"Do futebol conheci a pior das misérias, da vida desgraçada de gente caída do plinto das suas estátuas de barro à corrupção infame e nunca castigada. Do futebol conheci a alegria infinita das vitórias sempre efémeras e o consolo caloroso de afeições que ficarão eternas. Por dentro e por fora, tantos anos como jornalista, outros na lufa-lufa constante dos balneários como naquele tempo mágico da selecção nacional, de 2003 a 2006, quando Portugal fez o que nunca foi feito, com a final do Campeonato da Europa e a meia-final do Campeonato do Mundo, jogando de uma forma ofensiva e exuberante que jamais fez parte da filosofia das equipas que lhe sucederam, incluindo a que ganhou o título em França.
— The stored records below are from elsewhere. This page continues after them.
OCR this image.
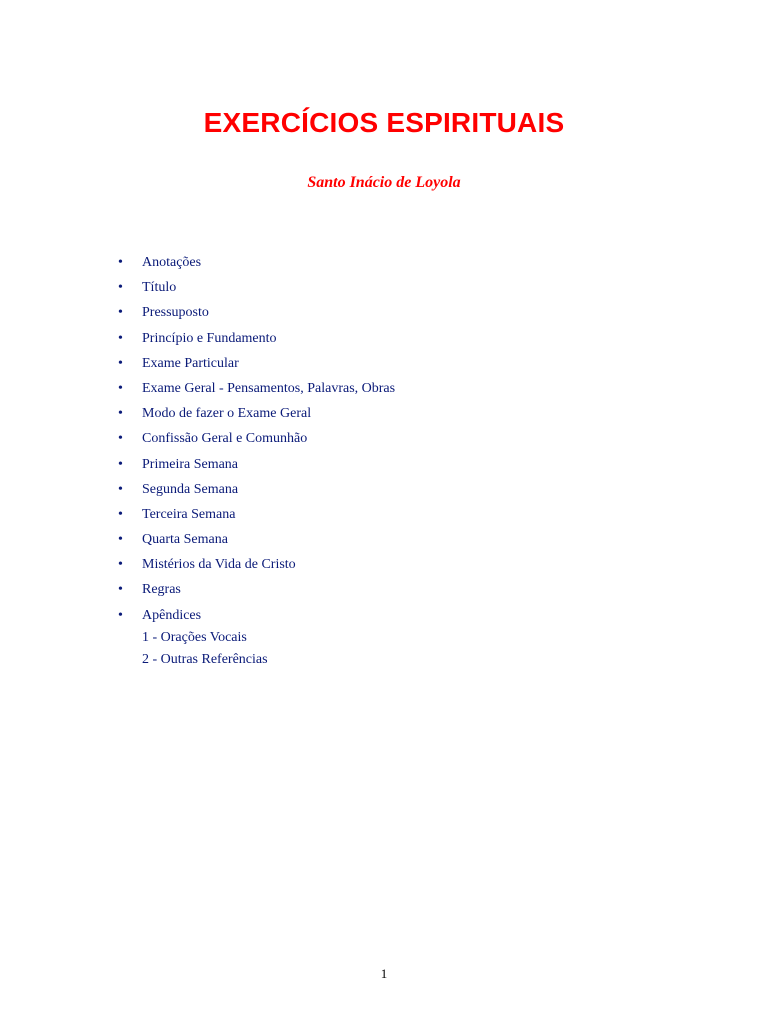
EXERCÍCIOS ESPIRITUAIS
Santo Inácio de Loyola
• Anotações
• Título
• Pressuposto
• Princípio e Fundamento
• Exame Particular
• Exame Geral - Pensamentos, Palavras, Obras
• Modo de fazer o Exame Geral
• Confissão Geral e Comunhão
• Primeira Semana
• Segunda Semana
• Terceira Semana
• Quarta Semana
• Mistérios da Vida de Cristo
• Regras
• Apêndices
1 - Orações Vocais
2 - Outras Referências
1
Há uma expressão que todos usamos, aqueles que fui conhecendo ao longo de mais de três décadas de convivência, e que se prende com uma realidade que exige confiança mútua e inquebrável: mano. É o sublinhar de uma fraternidade. Não me recordo de quando conheci Jesualdo Ferreira, que os amigos tratam por Manel. Talvez quando ele treinava a Académica, ainda na casa dos trintas. Estive a seu lado quando conquistou um dos troféus mais encantadores, o do Torneio de Toulon, com uns sub-21 que tinham Rui Costa e Jorge Costa, João Oliveira Pinto e Capucho, Nelson e Brassard, por exemplo, numa altura em que só A Bola e o Record mandaram enviados-especiais, com o saudoso Carlos Arsénio. Acompanhei-o como adjunto de Toni, no Benfica, no Sevilha, no Bordéus, encontrei-o no Qatar, deu uma entrevista a este jornal anunciando que chegara ao fim da carreira, vamos falando de vez em quando, sinto-me verdadeiramente feliz por o ver feliz e por saber que ainda terá uma carreira para lá do final que tinha estabelecido e o sentir mais vivo do que nunca.
Em Novembro de 1991 foi com um peso na alma que me dirigi ao Hospital da Cruz Vermelha para, à cabeceira do Rui Águas, falar com ele longamente sobre o momento negro de Kiev em que viu a perna quebrar-se como se fosse um ramo de árvore naquela que ele garante ter sido a pior noite da sua vida de futebolista.
Há um ano estive com o meu velho irmão bairradino Toni e com o seu filho, também António Oliveira, no Koweit, observando o seu trabalho no Kazma. Como não querer que a aventura que agora se rasga nos seus horizontes, no Santos que foi de Pelé, o melhor jogador que alguma vez vi, e de quem fiquei, mais tarde, igualmente amigo, se abra com a luminosidade de um final de tarde na praia de Embaré, em frente à Avenida Bartolomeu de Gusmão, o homem que sonhou com a Passarola? De certa forma vou com eles. Eu vou com os meus amigos para o fim de cada mundo, embalado, como dizia Goethe, pelo concurso melodioso das estrelas fraternais. São meus manos. Cabem sempre na largura interminável de um abraço companheiro."